With each new interaction with our neurologist he has continued to impress. His reputation for brilliance is well deserved.  But what I was not expecting was his bedside manor.  More than any other specialist he understands the importance of our relationship with him.  He believes that we are a team and he knows that I see day to day what he cannot. When I tell him what is happening, he believes me.  Most importantly, he never forgets that I am a mother. When I email him freaking out late at night because I'm scared that my child is convulsing, he replies right away.  Even if he is not "medically" concerned, he knows that for a mother, waiting till the morning is waiting an eternity. 

 No longer do I wrestle with unending fear and helplessness.  He has changed our lives in more ways than he could know.  We sleep, eat, play, and live better because of one person's compassion and awareness. My boys have never done so well for so long.  Aside from the medicine and information he has given us, it's his ability to diffuse our fears and believe in us as parents that  has made the biggest impact on us.  I feel like he has given me back my power as a mother.  I feel like for the first time, I have support from someone who can actually help. The feeling is amazing.

It is a feeling I wish more families facing our challenges could experience. Tragically, our experience is a microcosm of what the Dystonia community experiences.  But, we are luckier than most. More often than not, patients have to live without ever finding that life altering, compassionate specialist. Dystonia is more common than ALS, Muscular Dystrophy, Parkinson's and Huntington's Disease. Yet the medical community is not familiar with it. There are roughly half a million families in North America fighting the same battle as me.  It saddens me that the system is ill equipped to diagnose and treat them and that they must endlessly struggle with the fear and helplessness that has defined our past four and a half years.

It is my hope that one day families with Dystonia do not have to constantly explain to doctors, nurses and first responders about the cramping and twisted posturing that is Dystonia. And it my prayer, that they will understand Dystonia well enough to have compassion for a disorder that is simultaneously so silent and debilitating. I can only dream that there will be more people with Dystonia hearing, "I know what's wrong," and forever have both their lives and families transformed.

So to you Dr.

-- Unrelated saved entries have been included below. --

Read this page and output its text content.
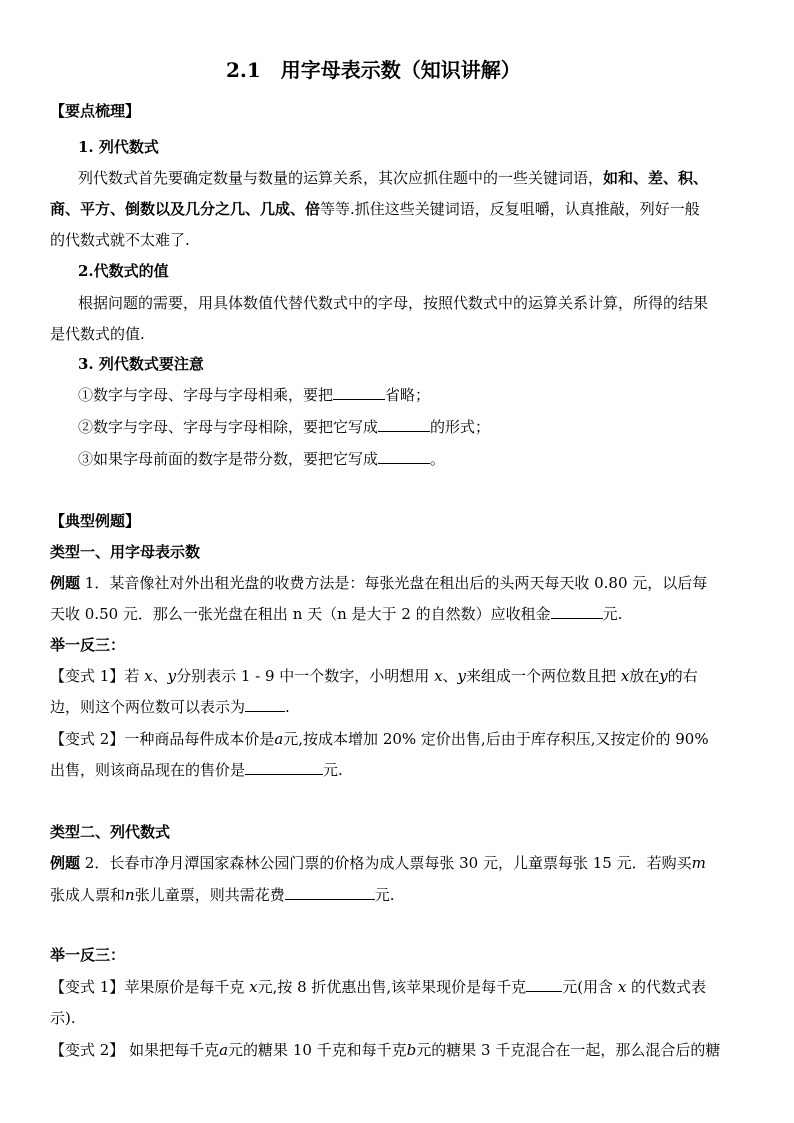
2.1　用字母表示数（知识讲解）
【要点梳理】
1. 列代数式
列代数式首先要确定数量与数量的运算关系，其次应抓住题中的一些关键词语，如和、差、积、
商、平方、倒数以及几分之几、几成、倍等等.抓住这些关键词语，反复咀嚼，认真推敲，列好一般
的代数式就不太难了.
2.代数式的值
根据问题的需要，用具体数值代替代数式中的字母，按照代数式中的运算关系计算，所得的结果
是代数式的值.
3. 列代数式要注意
①数字与字母、字母与字母相乘，要把	省略；
②数字与字母、字母与字母相除，要把它写成	的形式；
③如果字母前面的数字是带分数，要把它写成	。
【典型例题】
类型一、用字母表示数
例题 1．某音像社对外出租光盘的收费方法是：每张光盘在租出后的头两天每天收 0.80 元，以后每
天收 0.50 元．那么一张光盘在租出 n 天（n 是大于 2 的自然数）应收租金	元.
举一反三：
【变式 1】若 x、y分别表示 1 - 9 中一个数字，小明想用 x、y来组成一个两位数且把 x放在y的右
边，则这个两位数可以表示为	.
【变式 2】一种商品每件成本价是a元,按成本增加 20% 定价出售,后由于库存积压,又按定价的 90%
出售，则该商品现在的售价是	元.
类型二、列代数式
例题 2．长春市净月潭国家森林公园门票的价格为成人票每张 30 元，儿童票每张 15 元．若购买m
张成人票和n张儿童票，则共需花费	元.
举一反三：
【变式 1】苹果原价是每千克 x元,按 8 折优惠出售,该苹果现价是每千克 元(用含 x 的代数式表
示).
【变式 2】 如果把每千克a元的糖果 10 千克和每千克b元的糖果 3 千克混合在一起，那么混合后的糖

D, thank you for caring about Dystonia! Please know that you are changing the lives of patients that are desperate for answers to questions that so many of your peers are unfortunately unable to answer. My kids will probably never understand just how much you have done for them, but I will never forget.  Thank you for your patience, kindness and for not treating me like a crazy mom.  But more than anything, thank you for giving my boys back their childhood.  It's the most beautiful gift anyone has ever given them, and I will remain forever in your debt.